Having a very weird problem with Glue. Using it to run some ETL on data I'm moving from MySQL RDS to Redshift. Using the same code I used on another table, where it worked fine and copied all the data as it should have.
However on the second table, for some reason it doesn't copy the data in the id column from MySQL. The id column on Redshift is completely blank.
query_df = spark.read.format("jdbc").option("url",
args['RDSURL']).option("driver",
args['RDSDRIVER']).option("dbtable",
args['RDSQUERY']).option("user", args['RDSUSER']).option("password",
args['RDSPASS']).load()
datasource0 = DynamicFrame.fromDF(query_df, glueContext,
"datasource0")
logging.info(datasource0.show())
applymapping1 = ApplyMapping.apply(frame = datasource0, mappings =
[("id", "int", "id", "int"), ... , transformation_ctx =
"applymapping1")
logging.info(applymapping1.show())
From the above logs I print above I can see that the Dynamic Frame contains the id field even after ApplyMapping.

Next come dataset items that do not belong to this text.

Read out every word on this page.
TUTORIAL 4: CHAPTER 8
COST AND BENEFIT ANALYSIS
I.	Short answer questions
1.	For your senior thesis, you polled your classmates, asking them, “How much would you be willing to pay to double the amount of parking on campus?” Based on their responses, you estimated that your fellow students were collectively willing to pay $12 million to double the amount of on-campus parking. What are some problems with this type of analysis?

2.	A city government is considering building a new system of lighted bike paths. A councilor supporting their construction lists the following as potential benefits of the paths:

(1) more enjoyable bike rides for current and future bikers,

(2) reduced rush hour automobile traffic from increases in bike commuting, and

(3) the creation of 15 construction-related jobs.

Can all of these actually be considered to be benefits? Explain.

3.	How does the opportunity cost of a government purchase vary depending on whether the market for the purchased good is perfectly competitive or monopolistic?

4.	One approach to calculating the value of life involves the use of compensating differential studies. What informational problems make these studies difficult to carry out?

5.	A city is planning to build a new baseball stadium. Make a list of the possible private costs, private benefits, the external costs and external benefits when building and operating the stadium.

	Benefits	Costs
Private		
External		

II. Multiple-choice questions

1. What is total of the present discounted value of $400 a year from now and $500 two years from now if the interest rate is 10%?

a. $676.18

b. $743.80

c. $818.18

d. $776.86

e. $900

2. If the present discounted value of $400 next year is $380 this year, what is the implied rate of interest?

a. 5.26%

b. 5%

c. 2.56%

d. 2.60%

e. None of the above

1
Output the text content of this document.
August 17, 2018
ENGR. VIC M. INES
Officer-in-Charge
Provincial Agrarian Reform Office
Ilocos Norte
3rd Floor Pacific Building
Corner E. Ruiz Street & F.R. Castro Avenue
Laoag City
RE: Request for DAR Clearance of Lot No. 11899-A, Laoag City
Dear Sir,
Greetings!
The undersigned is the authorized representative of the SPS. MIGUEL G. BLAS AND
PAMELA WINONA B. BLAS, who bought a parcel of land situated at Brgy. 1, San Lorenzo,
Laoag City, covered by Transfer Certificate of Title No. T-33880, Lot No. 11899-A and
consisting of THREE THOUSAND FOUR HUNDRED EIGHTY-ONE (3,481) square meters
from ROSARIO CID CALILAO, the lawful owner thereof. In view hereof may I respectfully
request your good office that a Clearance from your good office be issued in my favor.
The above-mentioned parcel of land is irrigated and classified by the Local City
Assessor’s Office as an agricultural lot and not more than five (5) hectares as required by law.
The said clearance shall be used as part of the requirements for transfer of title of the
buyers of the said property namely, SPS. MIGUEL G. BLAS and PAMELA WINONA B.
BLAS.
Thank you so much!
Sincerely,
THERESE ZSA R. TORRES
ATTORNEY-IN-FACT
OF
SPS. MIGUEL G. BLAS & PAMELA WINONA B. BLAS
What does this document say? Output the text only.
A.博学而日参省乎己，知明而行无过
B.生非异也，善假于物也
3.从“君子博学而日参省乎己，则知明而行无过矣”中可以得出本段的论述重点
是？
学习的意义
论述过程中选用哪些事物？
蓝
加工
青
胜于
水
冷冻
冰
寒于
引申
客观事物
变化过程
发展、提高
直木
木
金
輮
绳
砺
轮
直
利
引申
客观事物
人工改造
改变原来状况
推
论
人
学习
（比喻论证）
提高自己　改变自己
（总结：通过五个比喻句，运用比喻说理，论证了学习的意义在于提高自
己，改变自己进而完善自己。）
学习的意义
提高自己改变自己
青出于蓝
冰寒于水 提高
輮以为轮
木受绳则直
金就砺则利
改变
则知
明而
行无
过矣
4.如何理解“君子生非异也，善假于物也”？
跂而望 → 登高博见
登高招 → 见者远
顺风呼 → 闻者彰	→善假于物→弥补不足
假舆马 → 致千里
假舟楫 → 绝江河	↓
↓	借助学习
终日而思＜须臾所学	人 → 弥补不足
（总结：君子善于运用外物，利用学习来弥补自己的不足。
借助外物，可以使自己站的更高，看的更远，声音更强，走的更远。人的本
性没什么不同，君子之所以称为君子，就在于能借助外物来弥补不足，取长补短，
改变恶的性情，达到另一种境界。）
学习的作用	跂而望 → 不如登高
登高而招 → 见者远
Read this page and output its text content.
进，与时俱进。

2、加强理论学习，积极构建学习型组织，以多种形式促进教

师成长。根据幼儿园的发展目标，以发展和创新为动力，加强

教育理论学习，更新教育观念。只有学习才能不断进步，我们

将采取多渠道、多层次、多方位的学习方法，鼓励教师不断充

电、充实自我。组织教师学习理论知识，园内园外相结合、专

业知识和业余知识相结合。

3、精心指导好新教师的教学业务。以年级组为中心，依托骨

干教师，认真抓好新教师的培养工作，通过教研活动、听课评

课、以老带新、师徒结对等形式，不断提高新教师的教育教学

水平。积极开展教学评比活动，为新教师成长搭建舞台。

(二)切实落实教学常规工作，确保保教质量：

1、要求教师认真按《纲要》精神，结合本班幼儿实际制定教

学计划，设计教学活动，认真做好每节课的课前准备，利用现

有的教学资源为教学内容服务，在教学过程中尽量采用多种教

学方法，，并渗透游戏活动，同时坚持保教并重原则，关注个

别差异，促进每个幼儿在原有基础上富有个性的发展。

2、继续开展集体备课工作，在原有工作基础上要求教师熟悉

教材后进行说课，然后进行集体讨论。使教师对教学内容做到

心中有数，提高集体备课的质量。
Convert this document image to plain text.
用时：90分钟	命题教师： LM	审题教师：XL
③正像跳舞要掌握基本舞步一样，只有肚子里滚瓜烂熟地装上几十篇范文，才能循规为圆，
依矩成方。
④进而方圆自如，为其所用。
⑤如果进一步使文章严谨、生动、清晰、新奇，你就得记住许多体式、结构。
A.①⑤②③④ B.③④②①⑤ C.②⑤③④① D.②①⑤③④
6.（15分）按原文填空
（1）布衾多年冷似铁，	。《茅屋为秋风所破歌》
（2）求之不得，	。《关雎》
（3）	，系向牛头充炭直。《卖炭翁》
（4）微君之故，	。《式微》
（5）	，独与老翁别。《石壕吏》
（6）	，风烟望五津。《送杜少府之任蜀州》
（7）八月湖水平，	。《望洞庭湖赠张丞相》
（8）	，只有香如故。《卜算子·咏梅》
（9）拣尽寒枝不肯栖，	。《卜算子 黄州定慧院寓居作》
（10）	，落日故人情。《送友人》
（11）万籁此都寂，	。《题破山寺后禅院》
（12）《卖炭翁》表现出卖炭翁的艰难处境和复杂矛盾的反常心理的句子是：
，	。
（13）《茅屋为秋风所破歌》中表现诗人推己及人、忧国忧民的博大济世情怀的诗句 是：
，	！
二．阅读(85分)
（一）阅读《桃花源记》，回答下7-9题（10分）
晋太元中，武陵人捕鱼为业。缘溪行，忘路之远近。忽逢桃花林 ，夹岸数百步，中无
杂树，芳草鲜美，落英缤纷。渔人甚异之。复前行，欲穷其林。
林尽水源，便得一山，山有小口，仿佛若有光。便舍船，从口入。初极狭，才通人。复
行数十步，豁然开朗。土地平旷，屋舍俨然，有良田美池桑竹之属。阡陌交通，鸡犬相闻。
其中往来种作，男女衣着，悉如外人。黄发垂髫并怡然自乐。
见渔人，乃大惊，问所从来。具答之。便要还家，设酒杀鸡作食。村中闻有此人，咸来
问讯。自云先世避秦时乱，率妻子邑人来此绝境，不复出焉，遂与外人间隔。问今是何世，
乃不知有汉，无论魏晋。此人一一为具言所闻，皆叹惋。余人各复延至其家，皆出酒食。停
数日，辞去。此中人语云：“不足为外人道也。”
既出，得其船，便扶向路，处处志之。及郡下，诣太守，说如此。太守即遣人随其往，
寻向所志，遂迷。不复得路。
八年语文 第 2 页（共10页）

datasink2 = glueContext.write_dynamic_frame.from_jdbc_conf(frame =
applymapping1, catalog_connection = args['RSCLUSTER'],
connection_options = {"dbtable": args['RSTABLE'], "database":
args['RSDB']}, redshift_tmp_dir = args["TempDir"],
transformation_ctx = "datasink2")
The problem seems to happening here I think? After this the job completes, on checking Redshift the id column is completely empty.
Very puzzled by this behaviour. The exact code worked fine on another table, the only differences between the id in these two tables is that this table has id as int (11) unsigned while the table where the code worked had id as int (10) signed.